In the study, Dr Nicholas and colleagues, collaborating with the laboratory of Dr Ann E. Jerse, at the Pentagon’s Uniformed Services University in Maryland, showed first that the ceftriaxone-resisting mutations in HO41 and F89 come with a “fitness cost” for the bacterium. In other words, the mutations dramatically impair the bacteria’s growth rate.
That was expected. The ceftriaxone-resistance mutations alter the bacterial enzyme that is the target of ceftriaxone, making it harder for the drug to bind to the enzyme but at the same time making it less able for the enzyme to build and repair bacterial cell walls. This fitness cost would be expected to prevent resistant strains from spreading much. The scientists then conducted lab experiments to show that resistant-mutation strains were vastly outcompeted by a standard, non-resistant strain of N. gonorrhoea so that the amount of resistant bacteria dwindled rapidly in comparison to the standard strain.
But then the scientists infected mice with an equal mixture of the non-resistant reference strain and the ceftriaxone-resistant, growth-impaired strain. Here’s the bad news: Nicholas and colleagues found that some resistant strains quickly developed much higher growth rates and even began to out-compete the fast-growing reference strain.
“That made us suspect that these bacteria had acquired ‘compensatory’ mutations that improved their growth rate despite the growth-slowing effect of the resistance mutations,” Nicholas said.
Scientists will have to sift through the genomes of these lab-evolved superbug strains to identify all the mutations that restore growth and how they do it. This will be the work of multiple studies to come.

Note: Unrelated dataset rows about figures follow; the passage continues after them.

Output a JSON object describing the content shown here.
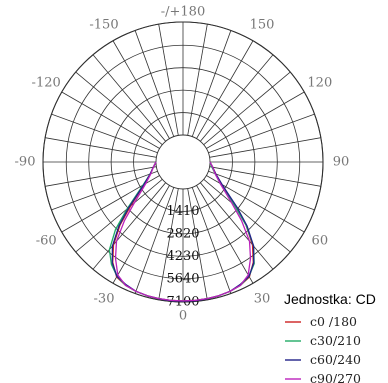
{
  "chart_data": {
    "type": "polar",
    "angle_labels": [
      {
        "text": "-/+180",
        "angle": 180
      },
      {
        "text": "150",
        "angle": 150
      },
      {
        "text": "-150",
        "angle": -150
      },
      {
        "text": "120",
        "angle": 120
      },
      {
        "text": "-120",
        "angle": -120
      },
      {
        "text": "90",
        "angle": 90
      },
      {
        "text": "-90",
        "angle": -90
      },
      {
        "text": "60",
        "angle": 60
      },
      {
        "text": "-60",
        "angle": -60
      },
      {
        "text": "30",
        "angle": 30
      },
      {
        "text": "-30",
        "angle": -30
      },
      {
        "text": "0",
        "angle": 0
      }
    ],
    "radial_labels": [
      "1410",
      "2820",
      "4230",
      "5640",
      "7100"
    ],
    "radial_ticks": [
      1410,
      2820,
      4230,
      5640,
      7100
    ],
    "radial_max": 7100,
    "angle_step": 10,
    "legend": {
      "title": "Jednostka: CD",
      "placement": "bottom-right"
    },
    "series": [
      {
        "name": "c0 /180",
        "color": "#cc2222",
        "angles": [
          -90,
          -80,
          -70,
          -60,
          -55,
          -50,
          -45,
          -40,
          -35,
          -30,
          -25,
          -20,
          -15,
          -10,
          -5,
          0,
          5,
          10,
          15,
          20,
          25,
          30,
          35,
          40,
          45,
          50,
          55,
          60,
          70,
          80,
          90
        ],
        "values": [
          0,
          200,
          500,
          1100,
          1700,
          2600,
          3900,
          5100,
          6000,
          6650,
          6850,
          6950,
          7000,
          7020,
          7030,
          7030,
          7030,
          7020,
          7000,
          6950,
          6850,
          6650,
          6000,
          5100,
          3900,
          2600,
          1700,
          1100,
          500,
          200,
          0
        ]
      },
      {
        "name": "c30/210",
        "color": "#22aa66",
        "angles": [
          -90,
          -80,
          -70,
          -60,
          -55,
          -50,
          -45,
          -40,
          -35,
          -30,
          -25,
          -20,
          -15,
          -10,
          -5,
          0,
          5,
          10,
          15,
          20,
          25,
          30,
          35,
          40,
          45,
          50,
          55,
          60,
          70,
          80,
          90
        ],
        "values": [
          0,
          200,
          500,
          1200,
          1850,
          2900,
          4300,
          5500,
          6150,
          6600,
          6850,
          6950,
          7000,
          7020,
          7030,
          7040,
          7030,
          7020,
          7000,
          6950,
          6850,
          6600,
          6100,
          5200,
          3900,
          2500,
          1600,
          1000,
          450,
          150,
          0
        ]
      },
      {
        "name": "c60/240",
        "color": "#222288",
        "angles": [
          -90,
          -80,
          -70,
          -60,
          -55,
          -50,
          -45,
          -40,
          -35,
          -30,
          -25,
          -20,
          -15,
          -10,
          -5,
          0,
          5,
          10,
          15,
          20,
          25,
          30,
          35,
          40,
          45,
          50,
          55,
          60,
          70,
          80,
          90
        ],
        "values": [
          0,
          200,
          500,
          1150,
          1750,
          2750,
          4000,
          5200,
          6050,
          6600,
          6800,
          6950,
          7000,
          7030,
          7050,
          7050,
          7050,
          7030,
          7000,
          6950,
          6800,
          6600,
          6050,
          5200,
          4000,
          2750,
          1750,
          1150,
          500,
          200,
          0
        ]
      },
      {
        "name": "c90/270",
        "color": "#bb22bb",
        "angles": [
          -90,
          -80,
          -70,
          -60,
          -55,
          -50,
          -45,
          -40,
          -35,
          -30,
          -25,
          -20,
          -15,
          -10,
          -5,
          0,
          5,
          10,
          15,
          20,
          25,
          30,
          35,
          40,
          45,
          50,
          55,
          60,
          70,
          80,
          90
        ],
        "values": [
          0,
          200,
          450,
          1000,
          1500,
          2300,
          3500,
          4800,
          5700,
          6500,
          6850,
          6950,
          7000,
          7020,
          7030,
          7030,
          7030,
          7020,
          7000,
          6950,
          6850,
          6500,
          5700,
          4800,
          3500,
          2300,
          1500,
          1000,
          450,
          200,
          0
        ]
      }
    ]
  }
}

But in an initial set of experiments, Nicholas and colleagues zeroed in on one of these mutations that affects a bacterial enzyme called AcnB, known to play an important role in the bacterial energy-production that fuels bacterial growth. The scientists found that the mutant form of the enzyme not only alters N. gonorrhoeae‘s energy metabolism but also causes extensive changes in the expression of bacterial genes, effectively switching many off and many others on.
“AcnB may have yet-undiscovered functions – beyond its role in energy metabolism – that explain the fitness advantage the enzyme confers when mutated,” Nicholas said.
He and his colleagues are working to understand better how mutant AcnB boosts the growth of N. gonorrhoeae and what other growth-restoring mutations exist in the lab-evolved superbug strains. At the same time, the researchers are on the lookout for reports of similar dangerous mutations in strains recovered from patients around the world.
The findings of the study have been published in the journal mBio.